Monday, October 13, 2008

Where Do You Run To?

We lived for a while near Brechin, Scotland. It's what the British folks call a "cathedral city." If you have a cathedral then you're a city; otherwise, you're just a town! Brechin is small enough that if it weren't for their cathedral you'd debate whether they had crossed from village to town let alone reached city. What makes their cathedral unique is that it incorporates an 11th century round tower into it's construction. Standing there looking at it really brought home to me the meaning of Proverbs 18:10, which says:

The name of the LORD is a strong tower;
the righteous run to it and are safe.

While this particular tower came rather late in the game we were told that the original idea behind a castle was simply as a place of refuge to flee to when a threat presented itself. You went inside and locked the door behind you and hopefully you had stored enough supplies to hold you until the threat got bored and went away.

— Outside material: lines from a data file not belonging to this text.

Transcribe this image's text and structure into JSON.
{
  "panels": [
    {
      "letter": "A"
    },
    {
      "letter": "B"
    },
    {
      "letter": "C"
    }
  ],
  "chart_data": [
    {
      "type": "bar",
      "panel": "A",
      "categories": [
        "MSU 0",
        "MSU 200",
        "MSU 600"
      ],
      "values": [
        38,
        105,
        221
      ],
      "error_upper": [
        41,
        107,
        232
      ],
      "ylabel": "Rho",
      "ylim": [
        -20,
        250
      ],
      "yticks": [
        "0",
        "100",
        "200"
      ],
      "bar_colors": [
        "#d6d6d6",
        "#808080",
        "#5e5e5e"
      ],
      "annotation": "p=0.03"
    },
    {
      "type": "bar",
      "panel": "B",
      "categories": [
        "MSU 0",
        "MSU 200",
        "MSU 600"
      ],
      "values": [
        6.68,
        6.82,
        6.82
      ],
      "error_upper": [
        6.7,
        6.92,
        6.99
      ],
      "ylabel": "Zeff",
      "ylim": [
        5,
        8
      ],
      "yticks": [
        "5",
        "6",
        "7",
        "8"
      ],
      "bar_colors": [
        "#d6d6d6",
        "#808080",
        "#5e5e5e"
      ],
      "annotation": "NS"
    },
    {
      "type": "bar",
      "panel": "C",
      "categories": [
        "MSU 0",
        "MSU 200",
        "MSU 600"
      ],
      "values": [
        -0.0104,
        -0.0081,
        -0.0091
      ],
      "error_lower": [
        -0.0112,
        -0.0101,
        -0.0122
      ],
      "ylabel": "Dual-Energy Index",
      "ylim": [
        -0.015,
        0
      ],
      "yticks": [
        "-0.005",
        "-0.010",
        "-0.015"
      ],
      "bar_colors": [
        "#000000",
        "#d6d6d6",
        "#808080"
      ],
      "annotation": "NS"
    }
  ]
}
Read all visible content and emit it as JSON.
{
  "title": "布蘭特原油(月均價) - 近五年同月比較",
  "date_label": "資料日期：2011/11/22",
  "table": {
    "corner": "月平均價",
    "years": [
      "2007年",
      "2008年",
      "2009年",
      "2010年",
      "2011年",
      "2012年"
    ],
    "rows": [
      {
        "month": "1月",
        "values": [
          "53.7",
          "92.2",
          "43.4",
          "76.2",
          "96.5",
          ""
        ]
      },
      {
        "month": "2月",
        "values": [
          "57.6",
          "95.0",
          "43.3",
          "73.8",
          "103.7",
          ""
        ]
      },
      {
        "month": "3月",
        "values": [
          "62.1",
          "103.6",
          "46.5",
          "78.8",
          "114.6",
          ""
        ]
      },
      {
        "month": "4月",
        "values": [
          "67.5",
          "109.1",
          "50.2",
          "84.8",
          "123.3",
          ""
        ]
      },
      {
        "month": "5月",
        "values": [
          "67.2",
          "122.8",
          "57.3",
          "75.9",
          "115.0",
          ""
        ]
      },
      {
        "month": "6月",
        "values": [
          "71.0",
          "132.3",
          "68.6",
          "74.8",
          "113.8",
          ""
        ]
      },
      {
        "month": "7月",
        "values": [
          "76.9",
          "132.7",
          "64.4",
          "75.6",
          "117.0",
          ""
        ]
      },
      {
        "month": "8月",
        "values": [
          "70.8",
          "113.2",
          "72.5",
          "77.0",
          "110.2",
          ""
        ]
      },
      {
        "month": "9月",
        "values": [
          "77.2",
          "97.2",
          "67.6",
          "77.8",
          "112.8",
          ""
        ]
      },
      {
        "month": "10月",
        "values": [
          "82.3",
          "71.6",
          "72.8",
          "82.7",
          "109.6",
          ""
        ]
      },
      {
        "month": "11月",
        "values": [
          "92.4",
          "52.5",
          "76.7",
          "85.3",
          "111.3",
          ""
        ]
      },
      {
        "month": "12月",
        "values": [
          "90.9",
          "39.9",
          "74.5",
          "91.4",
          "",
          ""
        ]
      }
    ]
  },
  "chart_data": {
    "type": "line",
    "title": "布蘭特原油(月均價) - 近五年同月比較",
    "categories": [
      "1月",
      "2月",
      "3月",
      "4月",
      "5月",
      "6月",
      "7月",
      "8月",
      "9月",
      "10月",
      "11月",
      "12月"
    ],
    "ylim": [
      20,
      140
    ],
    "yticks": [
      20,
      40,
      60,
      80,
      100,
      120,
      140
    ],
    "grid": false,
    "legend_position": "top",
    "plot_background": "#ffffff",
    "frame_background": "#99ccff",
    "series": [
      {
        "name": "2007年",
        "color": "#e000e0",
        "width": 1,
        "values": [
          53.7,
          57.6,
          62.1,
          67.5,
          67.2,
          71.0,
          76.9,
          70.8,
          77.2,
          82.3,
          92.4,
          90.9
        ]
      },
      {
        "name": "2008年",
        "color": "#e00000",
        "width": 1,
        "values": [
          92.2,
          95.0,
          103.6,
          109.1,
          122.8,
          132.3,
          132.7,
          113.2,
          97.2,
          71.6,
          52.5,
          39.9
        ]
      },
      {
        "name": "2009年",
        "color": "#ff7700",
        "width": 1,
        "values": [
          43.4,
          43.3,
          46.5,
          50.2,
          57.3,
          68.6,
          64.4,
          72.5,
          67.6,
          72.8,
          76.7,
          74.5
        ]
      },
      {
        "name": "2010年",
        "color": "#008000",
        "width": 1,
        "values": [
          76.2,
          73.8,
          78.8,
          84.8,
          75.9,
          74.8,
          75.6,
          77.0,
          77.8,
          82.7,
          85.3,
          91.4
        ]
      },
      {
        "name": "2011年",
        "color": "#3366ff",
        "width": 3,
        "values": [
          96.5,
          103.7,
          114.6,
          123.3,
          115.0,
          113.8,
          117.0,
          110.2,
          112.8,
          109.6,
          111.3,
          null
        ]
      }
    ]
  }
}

But a "strong tower" has another side to it... In 2 Corinthians 10:4-5, Paul writes:

The weapons we fight with are not the weapons of the world. On the contrary, they have divine power to demolish strongholds. We demolish arguments and every pretension that sets itself up against the knowledge of God, and we take captive every thought to make it obedient to Christ.

Stonghold is another name for one of these towers of refuge. Paul's highlighting our tendency to find places to go besides turning to God. Old habits die hard and when there's trouble it's so easy to turn to old (inadequate) solutions-those places that we're used to turning before we turned to God. Paul's point is that those things (arguments and pretensions, he calls them) stand between us and realizing who God really is and just what He's able to do.

What would happen if instead of reacting--doing that first thing that comes to mind--we'd pause long enough to take captive every thought to make it obedient to Christ? That is, what if we'd go to a real place of safety and peace?